As for the RC guys, I've got more than a little familiarity with a number of nominally Civic Action / Training projects here and there including these LINK. Read the practical stuff, pgs 5-7 of the .pdf. GAO is not that swift but other assessments broadly agreed on the training and diplomatic benefits. That is not a knock, merely to point out that you have to grope and spend big bucks for small return to find productive training.

Thus it is in everyone's interest to push the USG to develop the Civil and State / USAid capability because if you don't:
if we build the capability it will be used, which may lead to additional problems down the road.
Just so. Inviting problems to solve is the preferred course of action?
...but once again we have had to do this type of work since 1776...
I say again: "but we also used to ride to work on elephants."
The requirement will never go away. It is way, way past time for the Army to stand up and say 'Hi, my name is the US Army and I have a serious problem with nation building...'
I totally agree! you're absolutely correct. Good point.

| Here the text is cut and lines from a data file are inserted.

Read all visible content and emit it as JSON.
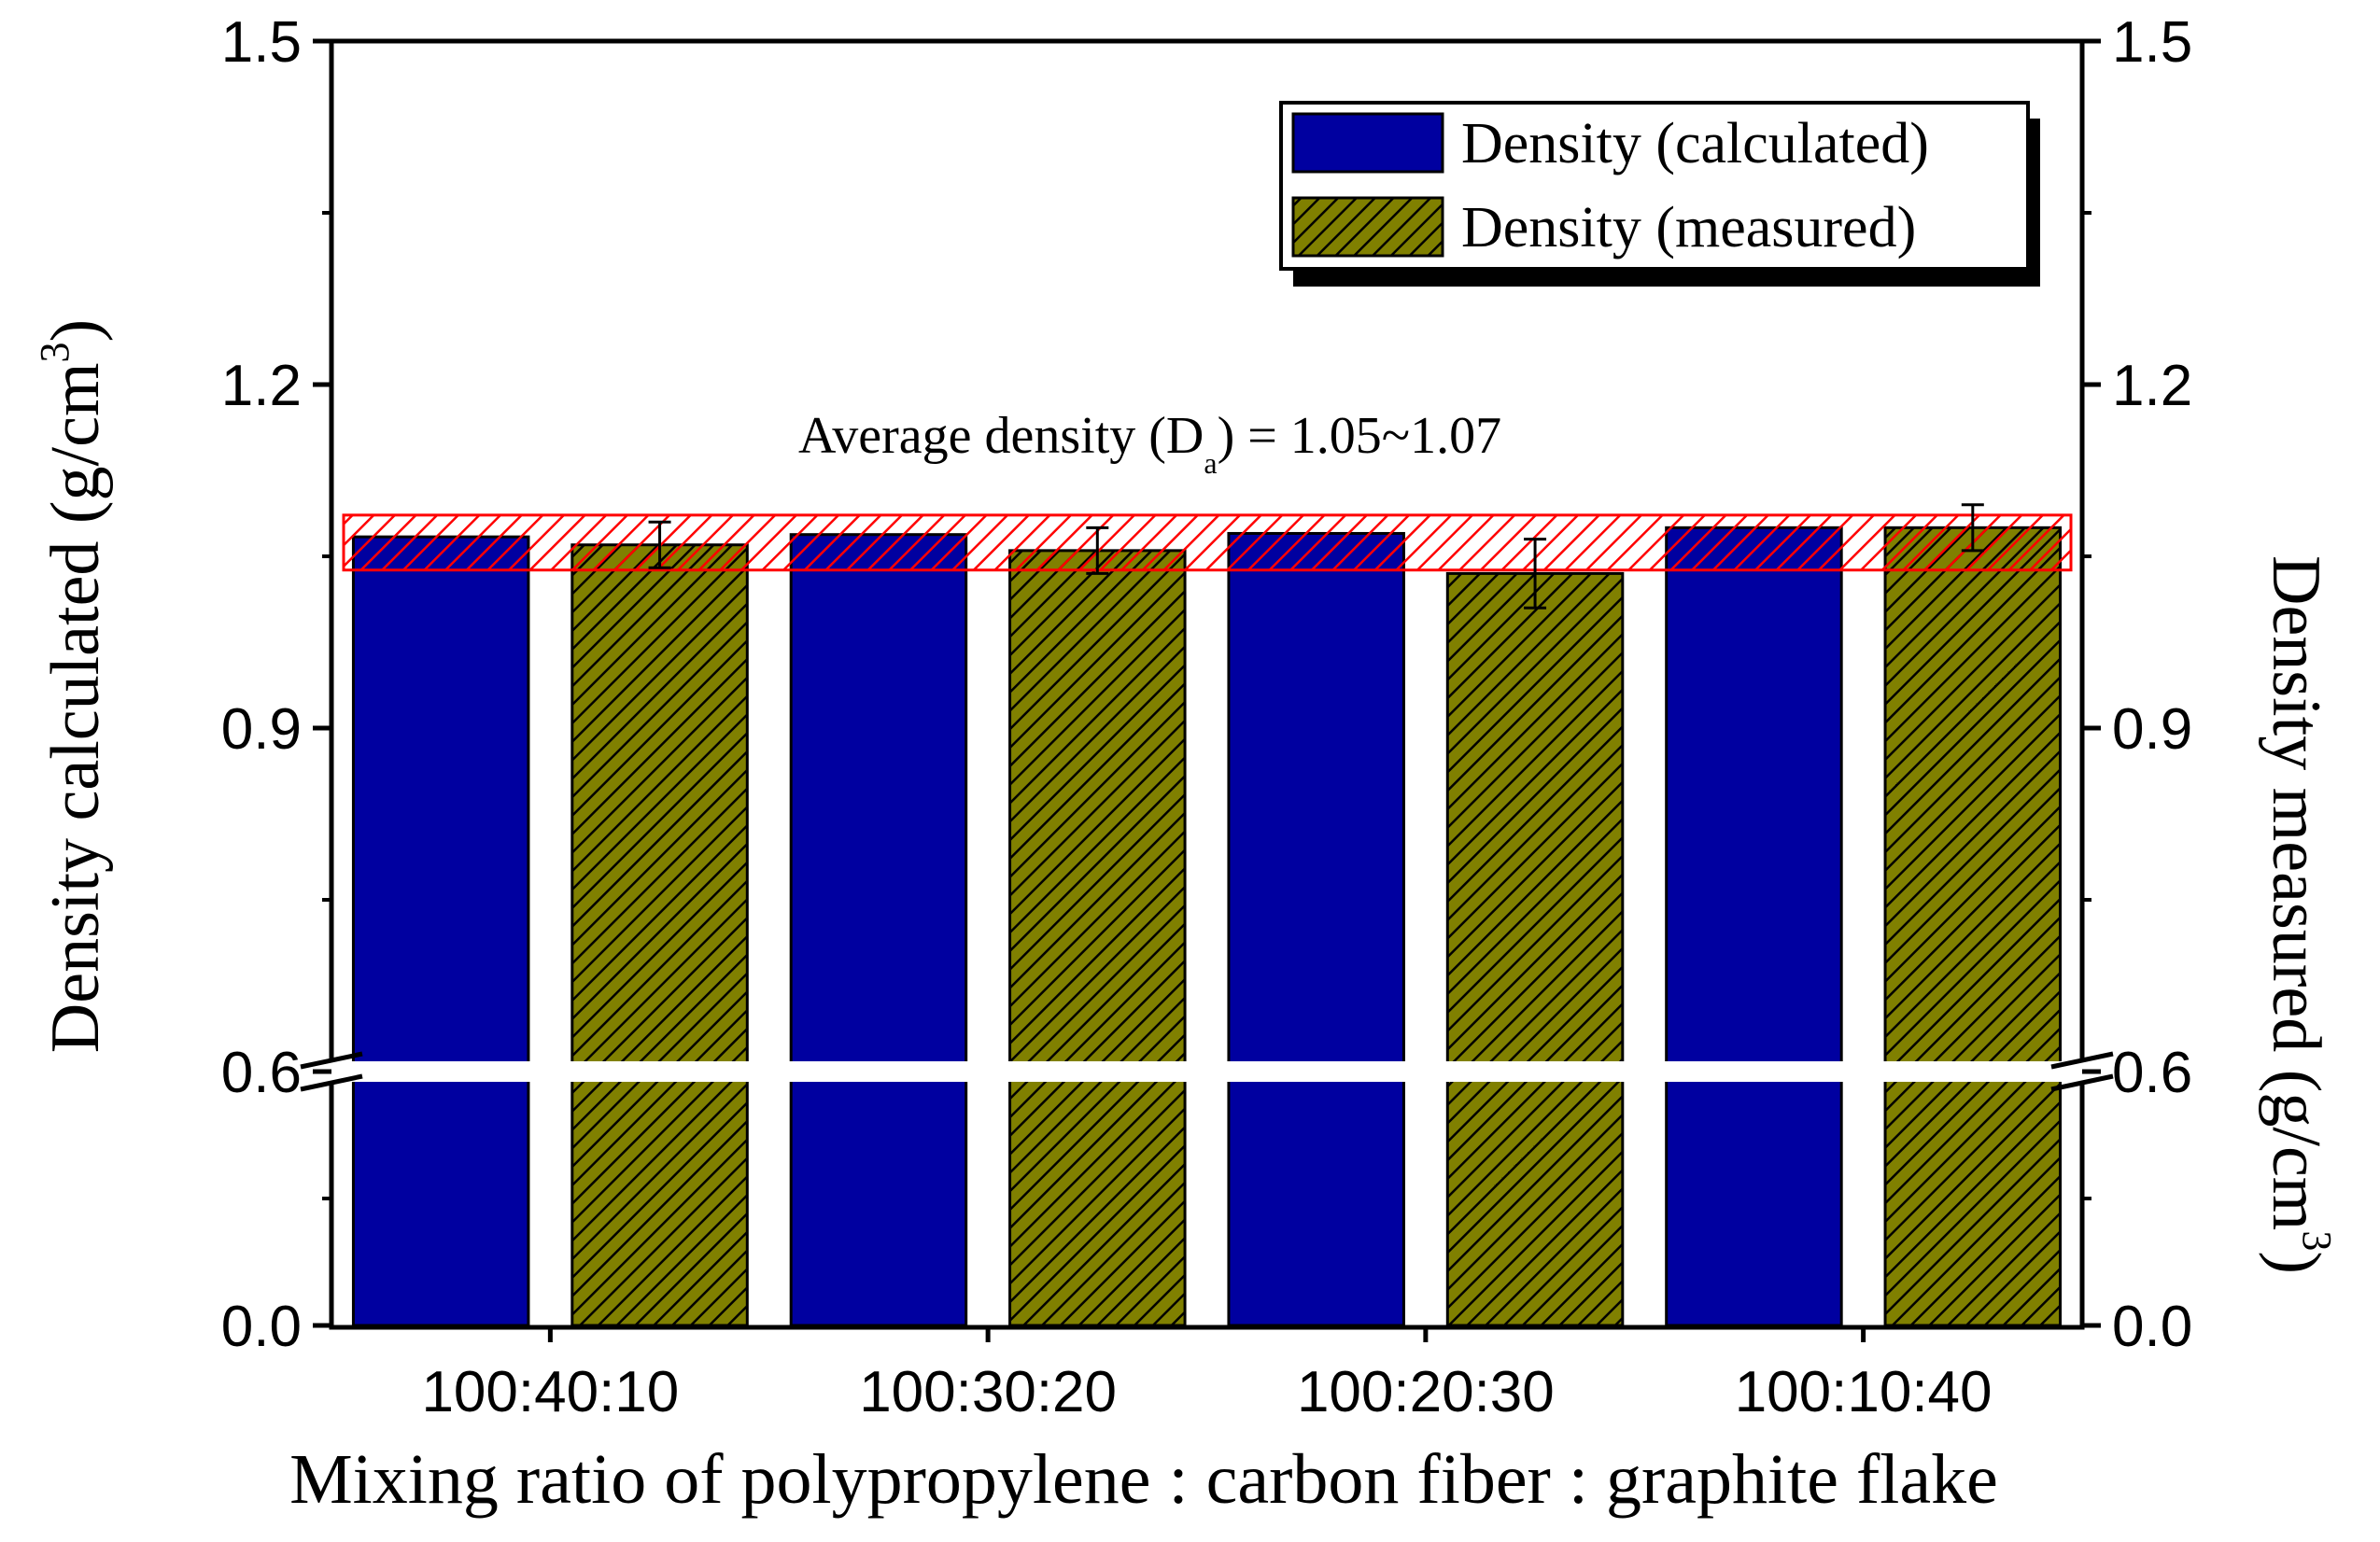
{
  "chart_data": {
    "type": "bar",
    "categories": [
      "100:40:10",
      "100:30:20",
      "100:20:30",
      "100:10:40"
    ],
    "series": [
      {
        "name": "Density (calculated)",
        "values": [
          1.067,
          1.069,
          1.07,
          1.075
        ],
        "color": "#0000A0",
        "pattern": "solid"
      },
      {
        "name": "Density (measured)",
        "values": [
          1.06,
          1.055,
          1.035,
          1.075
        ],
        "errors": [
          0.02,
          0.02,
          0.03,
          0.02
        ],
        "color": "#808000",
        "pattern": "hatched"
      }
    ],
    "xlabel": "Mixing ratio of polypropylene : carbon fiber : graphite flake",
    "ylabel_left": "Density calculated (g/cm",
    "ylabel_right": "Density measured (g/cm",
    "ylabel_superscript": "3",
    "ylabel_close": ")",
    "yticks": [
      "0.0",
      "0.6",
      "0.9",
      "1.2",
      "1.5"
    ],
    "ytick_values": [
      0.0,
      0.6,
      0.9,
      1.2,
      1.5
    ],
    "axis_break": [
      0.0,
      0.6
    ],
    "ylim": [
      0.0,
      1.5
    ],
    "annotation": {
      "prefix": "Average density (D",
      "subscript": "a",
      "suffix": ") = 1.05~1.07",
      "band": [
        1.05,
        1.07
      ],
      "band_color": "#FF0000"
    },
    "legend": {
      "position": "top-right"
    }
  }
}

It will never go away and the Army needs to be prepared for probable employment and possible expansion as required of both civil affairs and general nation building efforts. We can agree on that. Where we disagree I think is on the extent or limits of sensible expansion in view the world situation today. My sensing is that you wish a significant expansion and my sensing is that the requisite skills are not going to flock to the Army -- especially if we avoid interventions for a while and they are in uniform but way underemployed. IOW, be careful what you ask for , you may get it

We also, it appears, differ in that you seem to be of the opinion the Army should want the mission and stand up to say we can do it and we can do it better. I strongly disagree. It is not a core task and while it was absorbed by a large conscripted Army of 12M bodies in WW II, it is undesirable in a small professional force -- underline 'small' -- that cannot afford too many off core missions or to devote to may resources to missions that are inherent (like CA etc.). It is one thing to be prepared for full spectrum contingencies and for nation building as many of us advocate. It is quite another to develop excess capability for one spectrum that will adversely impact others and which is unlikely to ever be large or robust enough to operate at needed capacity lacking another major existential war. IOW, if it is almost certainly going to need augmentation, better that augmentation be available.

Going a step further, it is not desirable in my view for the Armed Forces to be the only elements of the USG to have to "embrace the suck" as they say. That needs for many reasons to be shared for the sake of all the nation. So given that, the 'augmentation' problem plus staffing and recruiting realities it seems to me the best course of action is for the Army to stand up and say 'Hi, my name is the US Army and I have a serious problem with nation building -- I can and will provide entry and non-secure environment capability but it is our considered professional opinion and advice that it would be better for the nation to avoid such cases if at all possible through better intelligence assessments followed by diplomatic, aid and development assistance. However, in the event all that fails and if a military commitment is unavoidable, the nation should be prepared at the earliest possible time to augment then replace the Army's capability." We've about worn out the "Yessir, yessir, three bags full... " option. History also shows where that has gotten us...

Lastly and most importantly and back to the real point -- the USG should expend more effort to AVOID wars instead of trying to get into them and then screwing the pooch. If you do not force the Diplomats and Policy Makers to send civilians and guardsmen and reservists off to wars, they will have no reason to avoid them. Again, build a capability that aches to be used and it will be.